Multivariate analyses were run only in few of the above referenced studies. Looker et al5 found associations of retinopathy with male gender, HbA1c, BMI and blood pressure. An association of retinopathy with male gender, HbA1c and blood pressure was observed also by Kostev and Rathmann.6 Kostev et al8 have reported that DSPN was associated with male gender and age. Interestingly, we found an association between smoking and neuropathy (both DSPN and CAN). This finding is consistent with recent data from others30 31 and could be attributed to the damage exerted by smoking on vasa nervorum as well as its direct detrimental effects on nerve structure and function. The latter includes an increased oxidative stress, with reactive oxygen species and Advanced Glycosilation End-Products as mediators, leading to mitochondrial dysfunction, inflammation, DNA damage and apoptosis.32 33 The lack of significant associations of HbA1c with some of the complications (eg, neuropathy or retinopathy) is reasonably due to the cross-sectional design of the study.

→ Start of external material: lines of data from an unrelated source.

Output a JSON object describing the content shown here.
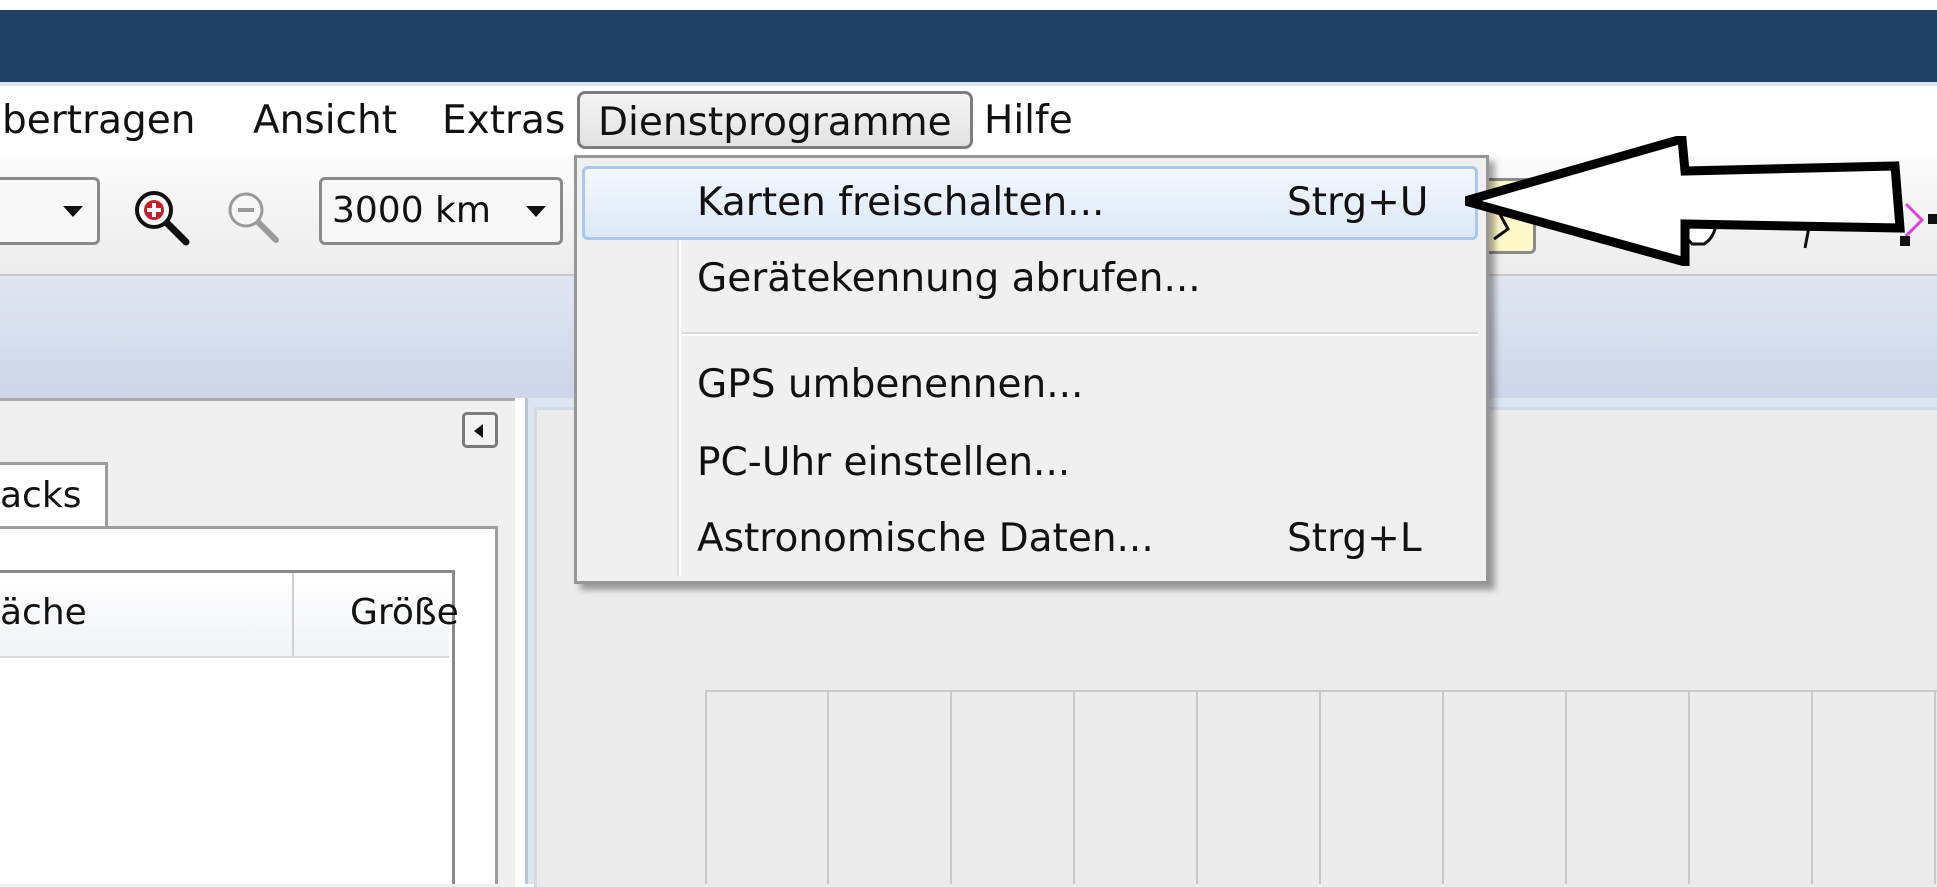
{
  "menubar": {
    "items": [
      "bertragen",
      "Ansicht",
      "Extras",
      "Dienstprogramme",
      "Hilfe"
    ],
    "open_menu": "Dienstprogramme"
  },
  "toolbar": {
    "scale_value": "3000 km",
    "icons": [
      "zoom-in-icon",
      "zoom-out-icon",
      "zoom-tool-icon",
      "pan-hand-icon",
      "flag-icon"
    ]
  },
  "left_panel": {
    "tab_label": "acks",
    "columns": [
      "äche",
      "Größe"
    ]
  },
  "dropdown": {
    "items": [
      {
        "label": "Karten freischalten...",
        "shortcut": "Strg+U",
        "highlighted": true
      },
      {
        "label": "Gerätekennung abrufen...",
        "shortcut": ""
      },
      {
        "label": "GPS umbenennen...",
        "shortcut": ""
      },
      {
        "label": "PC-Uhr einstellen...",
        "shortcut": ""
      },
      {
        "label": "Astronomische Daten...",
        "shortcut": "Strg+L"
      }
    ]
  },
  "annotation": {
    "arrow_color": "#000000",
    "arrow_fill": "#ffffff"
  },
  "colors": {
    "titlebar": "#1f3f63",
    "menu_highlight": "#dde9f8",
    "map_background": "#ececec"
  }
}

As far as we know, this is the only study exploring in the same cohort all major complications of diabetes and relating them to classic risk factors and to major pathogenic determinants of T2DM (ie, insulin resistance and beta-cell dysfunction). We feel that our data are important as they point out to what extent the diabetes milieu can deteriorate health status of subjects before diagnosis even in the presence of mild-to-moderate hyperglycemia and how often chronic complications might be detected at time of diabetes diagnosis if they are carefully and comprehensively searched. This happens despite the increased awareness for diabetes occurred in the last 20–30 years. Yet, a role of insulin resistance in macrovascular disease emerged independently of classic risk factors, thus consolidating previous findings in subjects with and without diabetes.27 29
Strengths of the study are: large number of subjects; no selection of patients (only those older than 75 years were not examined); exclusion of patients with Latent Autoimmune Diabetes of Adults; lack of any interference by antihyperglycemic drugs; assessment of all major organs/systems suffering from chronic hyperglycemia, including autonomic nervous system; investigation of carotid and lower limb arteries and not solely of prior CVD clinical events; measurement of insulin sensitivity and insulin secretion with state-of-the-art techniques.

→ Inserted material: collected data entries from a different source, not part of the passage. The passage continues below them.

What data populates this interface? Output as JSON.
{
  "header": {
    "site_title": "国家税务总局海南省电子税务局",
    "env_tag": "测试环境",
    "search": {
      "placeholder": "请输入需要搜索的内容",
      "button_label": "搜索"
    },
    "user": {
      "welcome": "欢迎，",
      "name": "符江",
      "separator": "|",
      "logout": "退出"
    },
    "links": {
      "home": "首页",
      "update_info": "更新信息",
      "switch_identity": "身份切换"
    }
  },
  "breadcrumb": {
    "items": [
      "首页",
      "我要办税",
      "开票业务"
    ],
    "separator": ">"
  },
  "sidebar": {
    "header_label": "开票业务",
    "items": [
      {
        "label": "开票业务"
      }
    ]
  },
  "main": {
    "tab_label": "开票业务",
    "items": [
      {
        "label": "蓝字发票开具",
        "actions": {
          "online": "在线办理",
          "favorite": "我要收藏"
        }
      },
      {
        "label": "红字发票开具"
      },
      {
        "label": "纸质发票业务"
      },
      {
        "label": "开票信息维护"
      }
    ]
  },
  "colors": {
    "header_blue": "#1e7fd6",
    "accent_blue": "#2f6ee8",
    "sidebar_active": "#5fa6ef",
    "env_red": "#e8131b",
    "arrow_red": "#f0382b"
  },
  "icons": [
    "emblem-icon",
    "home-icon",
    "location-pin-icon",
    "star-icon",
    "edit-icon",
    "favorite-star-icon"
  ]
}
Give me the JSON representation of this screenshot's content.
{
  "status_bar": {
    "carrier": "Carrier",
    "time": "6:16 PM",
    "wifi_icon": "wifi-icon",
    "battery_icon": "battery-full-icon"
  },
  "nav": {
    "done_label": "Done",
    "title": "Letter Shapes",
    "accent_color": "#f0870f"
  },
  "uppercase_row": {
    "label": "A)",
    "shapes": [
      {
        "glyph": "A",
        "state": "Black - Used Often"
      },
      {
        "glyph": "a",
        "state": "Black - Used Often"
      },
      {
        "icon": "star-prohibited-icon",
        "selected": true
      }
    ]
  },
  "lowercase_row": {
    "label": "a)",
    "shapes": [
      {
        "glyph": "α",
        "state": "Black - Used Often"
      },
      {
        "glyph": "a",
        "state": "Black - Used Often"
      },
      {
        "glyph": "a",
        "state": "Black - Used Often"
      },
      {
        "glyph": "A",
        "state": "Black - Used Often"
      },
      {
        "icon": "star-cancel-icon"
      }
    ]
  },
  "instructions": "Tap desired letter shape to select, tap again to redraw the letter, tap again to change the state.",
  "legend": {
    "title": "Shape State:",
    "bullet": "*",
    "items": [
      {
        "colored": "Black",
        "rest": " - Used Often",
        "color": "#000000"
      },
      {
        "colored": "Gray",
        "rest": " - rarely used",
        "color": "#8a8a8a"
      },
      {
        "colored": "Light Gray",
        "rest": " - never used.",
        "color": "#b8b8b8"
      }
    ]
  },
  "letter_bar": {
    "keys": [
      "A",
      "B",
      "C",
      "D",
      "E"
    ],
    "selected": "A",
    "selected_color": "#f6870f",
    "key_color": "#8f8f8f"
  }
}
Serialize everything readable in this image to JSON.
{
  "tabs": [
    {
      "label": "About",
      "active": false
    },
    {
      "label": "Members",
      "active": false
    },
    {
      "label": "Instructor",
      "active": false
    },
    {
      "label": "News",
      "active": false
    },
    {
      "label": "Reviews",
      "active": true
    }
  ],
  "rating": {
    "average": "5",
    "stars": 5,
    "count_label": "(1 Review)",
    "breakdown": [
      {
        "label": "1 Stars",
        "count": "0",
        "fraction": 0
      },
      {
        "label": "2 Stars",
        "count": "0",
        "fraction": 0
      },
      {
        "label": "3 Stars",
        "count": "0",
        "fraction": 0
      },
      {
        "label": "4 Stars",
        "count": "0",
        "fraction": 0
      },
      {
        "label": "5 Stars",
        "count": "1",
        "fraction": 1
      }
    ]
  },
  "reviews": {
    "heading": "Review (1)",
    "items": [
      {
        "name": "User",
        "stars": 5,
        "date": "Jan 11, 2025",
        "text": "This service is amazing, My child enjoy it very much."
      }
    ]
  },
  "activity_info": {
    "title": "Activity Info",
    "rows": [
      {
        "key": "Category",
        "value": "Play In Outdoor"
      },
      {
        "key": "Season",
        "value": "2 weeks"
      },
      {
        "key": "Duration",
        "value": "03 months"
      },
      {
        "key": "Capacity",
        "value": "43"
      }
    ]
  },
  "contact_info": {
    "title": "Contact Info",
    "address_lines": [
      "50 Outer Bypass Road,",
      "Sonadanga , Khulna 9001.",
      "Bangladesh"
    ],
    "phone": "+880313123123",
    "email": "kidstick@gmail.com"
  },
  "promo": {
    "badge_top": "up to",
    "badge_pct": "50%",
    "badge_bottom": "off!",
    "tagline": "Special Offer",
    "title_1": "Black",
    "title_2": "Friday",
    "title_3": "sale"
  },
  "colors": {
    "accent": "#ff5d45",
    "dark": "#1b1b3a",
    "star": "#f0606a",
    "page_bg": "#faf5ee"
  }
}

Limits of the study are: inclusion of Caucasian subjects only; lack of investigation of CHD with dynamic techniques (eg, stress ECG or stress echocardiography).

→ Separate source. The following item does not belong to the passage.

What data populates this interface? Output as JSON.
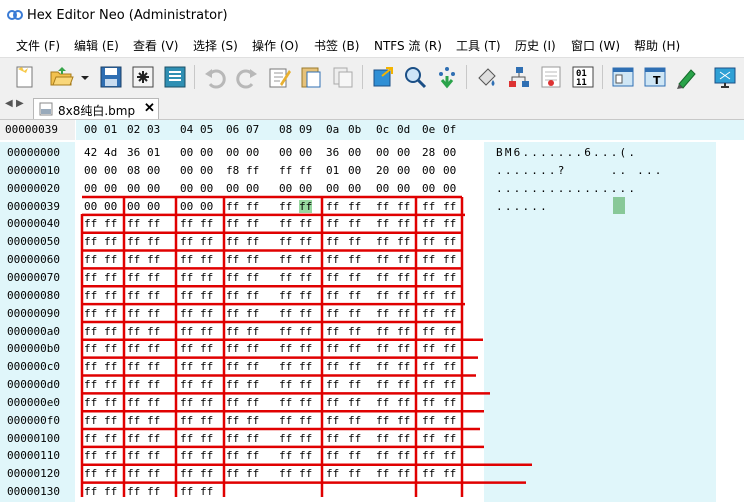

In conclusion, despite a generally earlier diagnosis of T2DM occurring in the last two decades as compared with previous decades for an increased awareness of the disease, as many as ~50% of newly diagnosed patients have clinical or preclinical manifestations of microvascular and/or macrovascular disease. Our findings might promote an additional effort to further anticipate T2DM diagnosis by tracing undetected cases. Yet, our study might translate into a stronger commitment for staging organ/system damage in T2DM as soon as the diagnosis is established.